Luckily the people at the gate were much more friendly, sympathetic, and helpful – they at least were able to tell me that my bags weren’t at Heathrow and were last in the system in Hong Kong. She assured me that they would be following me and that, generally, they put them on the next, most direct, route to one’s final destination. So we’ll see what they say in Milan.

In the meantime I had been using the free WiFi to message Jim and Vickianne asking them to ring Qantas in Sydney and see if they could learn anything. Unfortunately I finally got a reply from Jim as I lost signal joining the bus to the Milan-bound plane.

Boarding, I asked the flight attendants for water and if they could tell me who won Eurovision. They had been voting when I boarded in Sydney and I hadn’t been able to learn during my long, long, long day. Sweden, the favourites – had taken it out. One more win and they will either tie or move past Ireland for most winners. Guy Sebastian had come fifth: which – especially in my state – made me rather Aussie proud.

They showed the safety video first in English, then in Italian – I listened, recognised a few words, and was struck in a way by the reality of this journey. I think that moment marked the transition from this buffering void of tin-can travel to the beginning of my actual journey.

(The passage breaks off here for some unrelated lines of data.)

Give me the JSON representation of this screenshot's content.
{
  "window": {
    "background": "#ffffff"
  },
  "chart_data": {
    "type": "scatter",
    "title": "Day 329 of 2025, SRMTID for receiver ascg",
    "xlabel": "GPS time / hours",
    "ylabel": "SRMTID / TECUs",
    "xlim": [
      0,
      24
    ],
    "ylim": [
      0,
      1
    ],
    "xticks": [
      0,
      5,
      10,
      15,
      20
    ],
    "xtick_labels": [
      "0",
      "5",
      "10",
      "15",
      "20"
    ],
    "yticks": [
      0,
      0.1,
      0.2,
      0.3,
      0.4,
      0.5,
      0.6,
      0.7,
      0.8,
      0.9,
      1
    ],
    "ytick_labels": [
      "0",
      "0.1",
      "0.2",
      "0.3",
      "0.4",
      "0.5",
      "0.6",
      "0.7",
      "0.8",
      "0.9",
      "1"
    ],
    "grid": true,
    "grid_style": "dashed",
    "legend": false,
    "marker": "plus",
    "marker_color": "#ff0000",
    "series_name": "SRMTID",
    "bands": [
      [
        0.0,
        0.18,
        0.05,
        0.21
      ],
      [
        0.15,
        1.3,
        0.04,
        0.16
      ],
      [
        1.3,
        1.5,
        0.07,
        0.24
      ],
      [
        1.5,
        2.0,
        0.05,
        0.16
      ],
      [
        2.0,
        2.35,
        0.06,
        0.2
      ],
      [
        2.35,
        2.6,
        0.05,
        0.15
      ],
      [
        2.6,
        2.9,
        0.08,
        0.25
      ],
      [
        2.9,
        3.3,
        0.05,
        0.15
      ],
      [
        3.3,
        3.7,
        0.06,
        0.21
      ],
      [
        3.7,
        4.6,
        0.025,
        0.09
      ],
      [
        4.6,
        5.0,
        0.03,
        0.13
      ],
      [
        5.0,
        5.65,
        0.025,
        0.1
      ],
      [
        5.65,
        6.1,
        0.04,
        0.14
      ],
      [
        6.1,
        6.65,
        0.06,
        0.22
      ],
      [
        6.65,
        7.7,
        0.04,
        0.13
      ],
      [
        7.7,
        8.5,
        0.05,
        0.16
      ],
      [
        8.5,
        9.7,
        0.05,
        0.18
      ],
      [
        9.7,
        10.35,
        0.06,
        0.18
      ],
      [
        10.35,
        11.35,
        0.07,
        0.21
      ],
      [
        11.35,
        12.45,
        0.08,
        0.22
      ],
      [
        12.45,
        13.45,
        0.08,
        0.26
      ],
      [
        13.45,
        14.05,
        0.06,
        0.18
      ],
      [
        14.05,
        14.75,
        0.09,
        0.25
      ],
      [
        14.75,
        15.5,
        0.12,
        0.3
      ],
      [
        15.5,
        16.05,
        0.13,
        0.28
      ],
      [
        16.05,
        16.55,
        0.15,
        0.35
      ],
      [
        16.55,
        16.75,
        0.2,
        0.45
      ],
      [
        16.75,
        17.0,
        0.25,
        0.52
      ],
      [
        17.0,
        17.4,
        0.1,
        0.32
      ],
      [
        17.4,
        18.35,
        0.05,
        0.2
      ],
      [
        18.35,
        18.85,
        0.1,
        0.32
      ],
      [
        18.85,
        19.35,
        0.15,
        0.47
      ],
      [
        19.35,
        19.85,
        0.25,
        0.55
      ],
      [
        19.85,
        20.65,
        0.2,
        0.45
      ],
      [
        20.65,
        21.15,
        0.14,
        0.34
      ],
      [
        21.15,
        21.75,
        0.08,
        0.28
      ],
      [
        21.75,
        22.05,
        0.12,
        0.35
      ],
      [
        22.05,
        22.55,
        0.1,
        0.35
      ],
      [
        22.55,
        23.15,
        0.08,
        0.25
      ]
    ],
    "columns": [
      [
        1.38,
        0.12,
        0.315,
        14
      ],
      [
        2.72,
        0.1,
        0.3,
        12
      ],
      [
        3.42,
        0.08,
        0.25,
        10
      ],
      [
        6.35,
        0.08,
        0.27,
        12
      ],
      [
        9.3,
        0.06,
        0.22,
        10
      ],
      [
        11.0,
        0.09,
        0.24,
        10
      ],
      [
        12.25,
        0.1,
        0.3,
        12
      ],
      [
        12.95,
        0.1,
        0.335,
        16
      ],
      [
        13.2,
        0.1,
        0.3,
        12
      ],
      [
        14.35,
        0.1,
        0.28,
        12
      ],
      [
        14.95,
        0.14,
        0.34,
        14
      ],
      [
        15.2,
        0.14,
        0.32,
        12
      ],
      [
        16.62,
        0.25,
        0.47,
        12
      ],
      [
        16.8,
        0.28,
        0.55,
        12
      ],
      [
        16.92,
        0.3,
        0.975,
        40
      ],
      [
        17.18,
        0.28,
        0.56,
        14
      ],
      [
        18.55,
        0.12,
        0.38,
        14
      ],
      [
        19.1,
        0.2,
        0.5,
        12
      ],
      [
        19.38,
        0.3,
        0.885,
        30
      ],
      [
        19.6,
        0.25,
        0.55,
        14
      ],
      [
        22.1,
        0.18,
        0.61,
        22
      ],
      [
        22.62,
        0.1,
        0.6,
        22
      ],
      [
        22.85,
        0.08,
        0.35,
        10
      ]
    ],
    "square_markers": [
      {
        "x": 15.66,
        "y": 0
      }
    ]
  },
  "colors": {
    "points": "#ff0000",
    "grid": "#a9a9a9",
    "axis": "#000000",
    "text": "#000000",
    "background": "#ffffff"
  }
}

I wanted to say something of the final days in Sydney … of the way, in the end, it rushed up to greet me. That I was prepared but not quite as ready as I hoped. But still got out on Saturday afternoon to soak up something of the city. Earlier I’d run some errands at Burwood – I’d bought a luggage scale …

HOLY FUCK – THE ALPS!

… and had a final coffee from George at Mrs P’s – my final Australian piccolo for the year.

I went home and sorted the packing and felt I was in a pretty good place with it. Went to the city and rode the Manly Ferry over and back. Getting at times a bit emotional about it but resolved to just be in it, with it, enjoy the view, the rise and fall of the swell, the throb of the engines. Coming back with the Vivid lights – it was really good.

I promised myself that later I would let myself just feel what I felt and not push it away.

I’d hoped to meet Erin and Jonathan at Hart’s but they had pushed back their meeting time too late for me – I got the bus home, began disassembling the bicycle. Jim arrived with bad but necessary pizzas, red wine and a willingness to help or simply keep company. Not long after Vickianne came home. The Rocky Horror Picture Show was on SBS – Jim had never seen it. NEVER SEEN IT.

We were done around 1:30 or 2:00 and then I wept, I let myself feel what I was feeling – what was it exactly? It wasn’t fear or worry that made me weep. It was a certain sadness … a sadness at leaving Sydney for so long, for leaving my friends for so long – a sadness that was real and unassuaged by my joy and excitement for the trip itself. Maybe a touch of sadness too that … while everything has long since been done and over with Mitch that my leaving for this solo mid-life gap year is a hard mark between before and after.

….

I’ve been at Malpensa for two hours. Finding it strangely hard to break orbit from the flying world. My bags are … someplace and I’ve filed the paperwork to encourage them to find them and deliver them to me. I’ve bought a SIM and await its activation. I’ve had an espresso and a donut.